West Adams’ large affordable homes naturally lend themselves to cooperative living units
Behind the Tibetan banners of a Harvard Heights craftsman house, live the members of a growing movement called “intentional communities” – groups living communally under a unified mission. By pooling resources, such
collectives provide a haven for creative individuals to nurture their talent and draw inspiration from each another The eight-bedroom house dubbed Synchronicity L.A., is home to 12 artists, musicians, writers, educators and social workers sharing the common goal of reducing harm to others. In commune style, the group divides the rent, chores, meals, and studio spaces. At a bi-weekly salon, feedback is offered for creative projects.

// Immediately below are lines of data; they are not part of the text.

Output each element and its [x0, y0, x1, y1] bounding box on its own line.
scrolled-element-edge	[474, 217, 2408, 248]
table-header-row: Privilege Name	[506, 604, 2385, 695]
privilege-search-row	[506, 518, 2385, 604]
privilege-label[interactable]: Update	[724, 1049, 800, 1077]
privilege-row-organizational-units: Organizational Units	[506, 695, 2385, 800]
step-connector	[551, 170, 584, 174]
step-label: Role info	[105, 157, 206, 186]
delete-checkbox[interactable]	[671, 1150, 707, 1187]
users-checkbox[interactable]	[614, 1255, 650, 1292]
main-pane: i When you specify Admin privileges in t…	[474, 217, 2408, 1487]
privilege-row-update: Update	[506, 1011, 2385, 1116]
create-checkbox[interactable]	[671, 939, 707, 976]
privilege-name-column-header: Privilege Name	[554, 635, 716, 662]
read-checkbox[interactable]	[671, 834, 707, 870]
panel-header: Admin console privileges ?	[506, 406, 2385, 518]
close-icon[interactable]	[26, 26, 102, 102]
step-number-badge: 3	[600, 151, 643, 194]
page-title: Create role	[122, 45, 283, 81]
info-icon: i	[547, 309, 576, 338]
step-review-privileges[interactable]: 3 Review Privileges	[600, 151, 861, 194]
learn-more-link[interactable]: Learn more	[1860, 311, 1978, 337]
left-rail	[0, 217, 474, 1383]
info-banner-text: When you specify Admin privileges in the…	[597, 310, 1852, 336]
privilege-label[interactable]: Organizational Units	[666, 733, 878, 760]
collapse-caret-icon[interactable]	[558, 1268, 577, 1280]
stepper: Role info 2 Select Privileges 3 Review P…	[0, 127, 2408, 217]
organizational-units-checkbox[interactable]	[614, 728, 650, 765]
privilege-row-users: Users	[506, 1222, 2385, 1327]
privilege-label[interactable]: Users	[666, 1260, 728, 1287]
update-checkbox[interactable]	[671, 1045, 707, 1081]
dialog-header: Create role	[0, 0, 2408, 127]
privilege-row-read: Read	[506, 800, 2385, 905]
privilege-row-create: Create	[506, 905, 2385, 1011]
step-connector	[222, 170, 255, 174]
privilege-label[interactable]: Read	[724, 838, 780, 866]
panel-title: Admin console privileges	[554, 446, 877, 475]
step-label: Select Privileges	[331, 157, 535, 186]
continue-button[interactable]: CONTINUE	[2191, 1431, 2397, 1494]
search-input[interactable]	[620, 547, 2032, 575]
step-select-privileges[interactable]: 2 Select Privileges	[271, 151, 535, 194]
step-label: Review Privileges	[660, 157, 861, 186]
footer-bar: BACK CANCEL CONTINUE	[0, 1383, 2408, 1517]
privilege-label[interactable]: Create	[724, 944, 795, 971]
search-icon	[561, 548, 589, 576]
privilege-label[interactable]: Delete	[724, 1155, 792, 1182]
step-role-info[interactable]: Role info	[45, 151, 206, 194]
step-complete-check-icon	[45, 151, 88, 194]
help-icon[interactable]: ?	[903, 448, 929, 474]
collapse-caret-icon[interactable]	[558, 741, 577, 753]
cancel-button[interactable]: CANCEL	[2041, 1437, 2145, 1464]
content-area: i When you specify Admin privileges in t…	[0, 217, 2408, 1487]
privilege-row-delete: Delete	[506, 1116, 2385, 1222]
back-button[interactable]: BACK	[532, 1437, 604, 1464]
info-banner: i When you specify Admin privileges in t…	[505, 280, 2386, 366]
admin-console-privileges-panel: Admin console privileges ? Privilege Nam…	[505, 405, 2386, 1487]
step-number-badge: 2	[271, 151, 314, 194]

Residents collaborate in joint projects too. House-mate Marla Sabicer, a nurse at Children’s Hospital, writes on the group’s website about treating swine flu with illustrations by artist Lisa Solomon. Explains Sabicer, the Synchronicity house was established in October 2008 to address “the need for closer human interaction than one achieves living alone and to counteract the waste that comes with individual living.” Also posted online are several model DIY projects using natural products for recipes. One room in the house is set aside solely for “hospitality” – as temporary housing for short term guests, such as art interns. The front yard was developed as part of the Westside Permiculture “100 Gardens of Gratitude” program.
Meanwhile a few doors down, writer Fletcher Kauffman is establishing another communal household. Drawing certain elements from Synchronicity, Kauffman hopes to attract a more mainstream audience, in particular, individuals more advanced in their careers or contributing some business or management job experience. Communal areas of the house will be used by freelancers for office purpose. West Adams’ large affordable homes naturally lend themselves to cooperative artist units.